Since the early 1970s the WUO had undergone an extensive internal schism over its organization, ideology, and tactics. In 1974, a new tactical line emerged in a manifesto of the WUO entitled Prairie Fire: The Politics of Revolutionary Anti-Imperialism. The new line consisted principally of an effort to build a mass party using all means of revolutionary struggle rather than to operate exclusively as a terrorist group. This change, which was called the “weather inversion" or "strategy of inversion" corresponded to a move closer to orthodox Leninist tactics and away from the “New Left" or "revisionist" tactic of Che Guevara and Regis Debray of reliance on a revolutionary "foco" that engages exclusively in 'armed struggle' or terrorism. The latter tactic had originally been the basis of WUO strategy.
The Weather Underground Organization (WUO) broke apart in 1976 because of internal dissension. Some former WUO members wanted to continue the struggle alone and adopted the PFOC name, which had been the name of an aboveground WUO support organization. These individuals resided principally on the west coast. Other former WUO members wanted to inleract with other radical elements in the struggle and adopted the M19CO name. These Individuals were generally located on the east coast.
Neither group was more radical than the other, as both were stili deeply committed to the cause. Each had aboveground members whose activities generally were nonviolent, and underground members whose identities and activities were not known to law enforcement. Other former Weathermen, including Bernardine Dohrn, Kathy Wilkerson, and Bill Ayers, resurfaced to face charges.
By the mid-'80s, the Weather Underground was essentially history. Still, several of these fugitives were able to successfully hide themselves for decades, emerging only in recent years to answer for their crimes.
To implement the new strategy an aboveground support group, the Prairie Fire Organizing Committee (PFOC), was founded. Internal disputes over the new strategy continued, however, and in 1978 the New York chapter of the PFOC became the May 19th Communist Organization, while the West Coast PFOC retained its old name. Despite the internal disagreements among the factions and personalities of the WUO, public demonstrations in the early 1980s suggested that all elements of the organization continued to cooperate.

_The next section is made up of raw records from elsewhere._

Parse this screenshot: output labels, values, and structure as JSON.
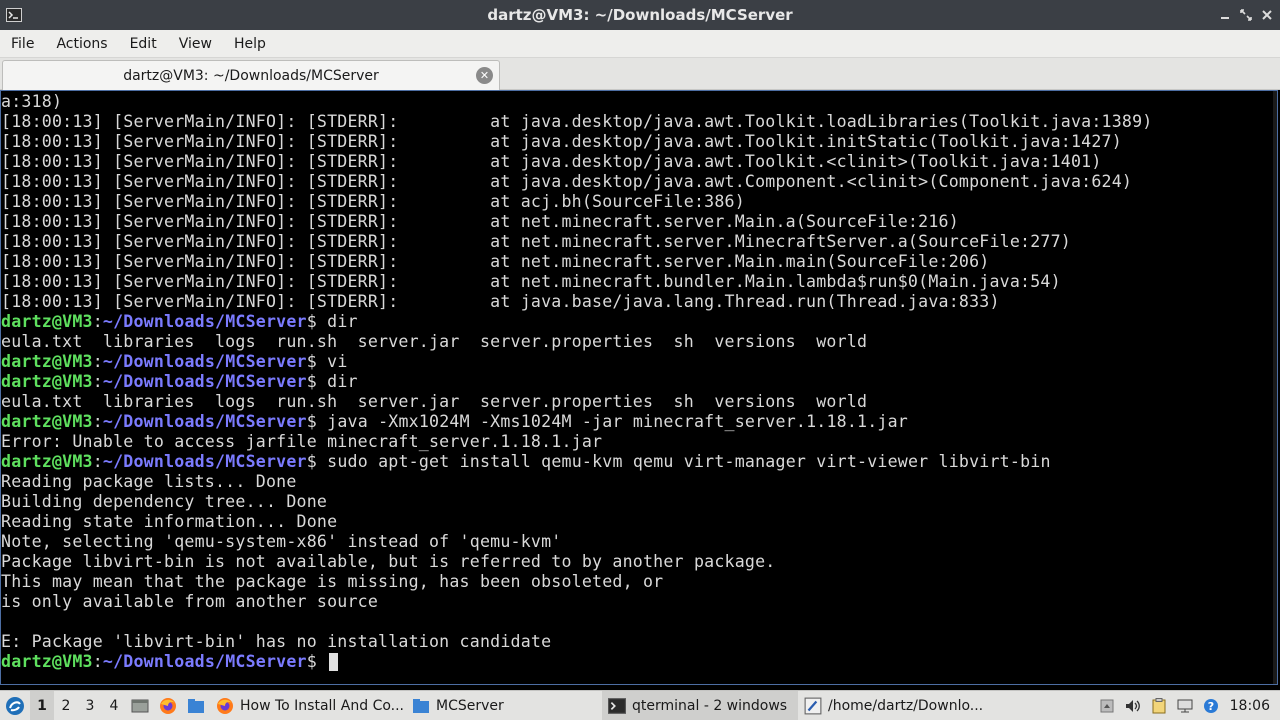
{
  "window": {
    "title": "dartz@VM3: ~/Downloads/MCServer"
  },
  "menu": [
    "File",
    "Actions",
    "Edit",
    "View",
    "Help"
  ],
  "tab": {
    "label": "dartz@VM3: ~/Downloads/MCServer"
  },
  "terminal": {
    "prompt_user": "dartz@VM3",
    "prompt_path": "~/Downloads/MCServer",
    "lines": [
      {
        "type": "out",
        "text": "a:318)"
      },
      {
        "type": "out",
        "text": "[18:00:13] [ServerMain/INFO]: [STDERR]:         at java.desktop/java.awt.Toolkit.loadLibraries(Toolkit.java:1389)"
      },
      {
        "type": "out",
        "text": "[18:00:13] [ServerMain/INFO]: [STDERR]:         at java.desktop/java.awt.Toolkit.initStatic(Toolkit.java:1427)"
      },
      {
        "type": "out",
        "text": "[18:00:13] [ServerMain/INFO]: [STDERR]:         at java.desktop/java.awt.Toolkit.<clinit>(Toolkit.java:1401)"
      },
      {
        "type": "out",
        "text": "[18:00:13] [ServerMain/INFO]: [STDERR]:         at java.desktop/java.awt.Component.<clinit>(Component.java:624)"
      },
      {
        "type": "out",
        "text": "[18:00:13] [ServerMain/INFO]: [STDERR]:         at acj.bh(SourceFile:386)"
      },
      {
        "type": "out",
        "text": "[18:00:13] [ServerMain/INFO]: [STDERR]:         at net.minecraft.server.Main.a(SourceFile:216)"
      },
      {
        "type": "out",
        "text": "[18:00:13] [ServerMain/INFO]: [STDERR]:         at net.minecraft.server.MinecraftServer.a(SourceFile:277)"
      },
      {
        "type": "out",
        "text": "[18:00:13] [ServerMain/INFO]: [STDERR]:         at net.minecraft.server.Main.main(SourceFile:206)"
      },
      {
        "type": "out",
        "text": "[18:00:13] [ServerMain/INFO]: [STDERR]:         at net.minecraft.bundler.Main.lambda$run$0(Main.java:54)"
      },
      {
        "type": "out",
        "text": "[18:00:13] [ServerMain/INFO]: [STDERR]:         at java.base/java.lang.Thread.run(Thread.java:833)"
      },
      {
        "type": "cmd",
        "text": " dir"
      },
      {
        "type": "out",
        "text": "eula.txt  libraries  logs  run.sh  server.jar  server.properties  sh  versions  world"
      },
      {
        "type": "cmd",
        "text": " vi"
      },
      {
        "type": "cmd",
        "text": " dir"
      },
      {
        "type": "out",
        "text": "eula.txt  libraries  logs  run.sh  server.jar  server.properties  sh  versions  world"
      },
      {
        "type": "cmd",
        "text": " java -Xmx1024M -Xms1024M -jar minecraft_server.1.18.1.jar"
      },
      {
        "type": "out",
        "text": "Error: Unable to access jarfile minecraft_server.1.18.1.jar"
      },
      {
        "type": "cmd",
        "text": " sudo apt-get install qemu-kvm qemu virt-manager virt-viewer libvirt-bin"
      },
      {
        "type": "out",
        "text": "Reading package lists... Done"
      },
      {
        "type": "out",
        "text": "Building dependency tree... Done"
      },
      {
        "type": "out",
        "text": "Reading state information... Done"
      },
      {
        "type": "out",
        "text": "Note, selecting 'qemu-system-x86' instead of 'qemu-kvm'"
      },
      {
        "type": "out",
        "text": "Package libvirt-bin is not available, but is referred to by another package."
      },
      {
        "type": "out",
        "text": "This may mean that the package is missing, has been obsoleted, or"
      },
      {
        "type": "out",
        "text": "is only available from another source"
      },
      {
        "type": "out",
        "text": ""
      },
      {
        "type": "out",
        "text": "E: Package 'libvirt-bin' has no installation candidate"
      },
      {
        "type": "cmd",
        "text": " ",
        "cursor": true
      }
    ]
  },
  "taskbar": {
    "workspaces": [
      "1",
      "2",
      "3",
      "4"
    ],
    "active_workspace": "1",
    "tasks": [
      {
        "label": "How To Install And Co...",
        "icon": "firefox-icon"
      },
      {
        "label": "MCServer",
        "icon": "folder-icon"
      },
      {
        "label": "qterminal - 2 windows",
        "icon": "terminal-icon",
        "active": true
      },
      {
        "label": "/home/dartz/Downlo...",
        "icon": "text-editor-icon"
      }
    ],
    "clock": "18:06"
  }
}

In 1980, after nearly eleven years living underground, Ayers and Dohrn surfaced together. Criminal charges pressed against the radical duo were later dropped due to prosecutorial misconduct. This was big news. Although not proven to have been involved, Dohrn served eight months in federal prison after refusing to talk to the grand jury investigating the 20 October 1981 Brinks robbery. Ayers brandished his unrepentant radicalism for years to come, as for example in his now notorious 2001 interview with the New York Times—published one day after the 9/11 attacks — in which Ayers stated, “I don’t regret setting bombs. I feel we didn’t do enough.”
After Ayers and Dohrn emerged from hiding, they became university professors in Chicago; Ayers specialized in education reform and served as an advisor to Chicago mayor Richard Daley. Through this work Ayers became acquainted with Barack Obama in 1995. Ayers hosted a meet-the-candidate gathering at his home as Barack Obama prepared for his initial run for the Illinois state senate. The two worked with the same charity and social service organizations in Chicago (particularly the Chicago Annenberg Challenge), and Ayers contributed $200 to Obama’s re-election campaign for the Illinois state senate in 2001.
In April 2002 University of Illinois-Chicago forum panel — ”Intellectuals in Times of Crisis: Experiences and applications of intellectual work in urgent situations” — included both Obama and former Weather terrorist leader Bill Ayers. Obama told talk radio host Michael Smerconish in an interview on October 9, 2008. Barely a month before the general presidential election, candidate Obama told Smerconish and his listeners of Ayers: “I assumed that he had been rehabilitated.”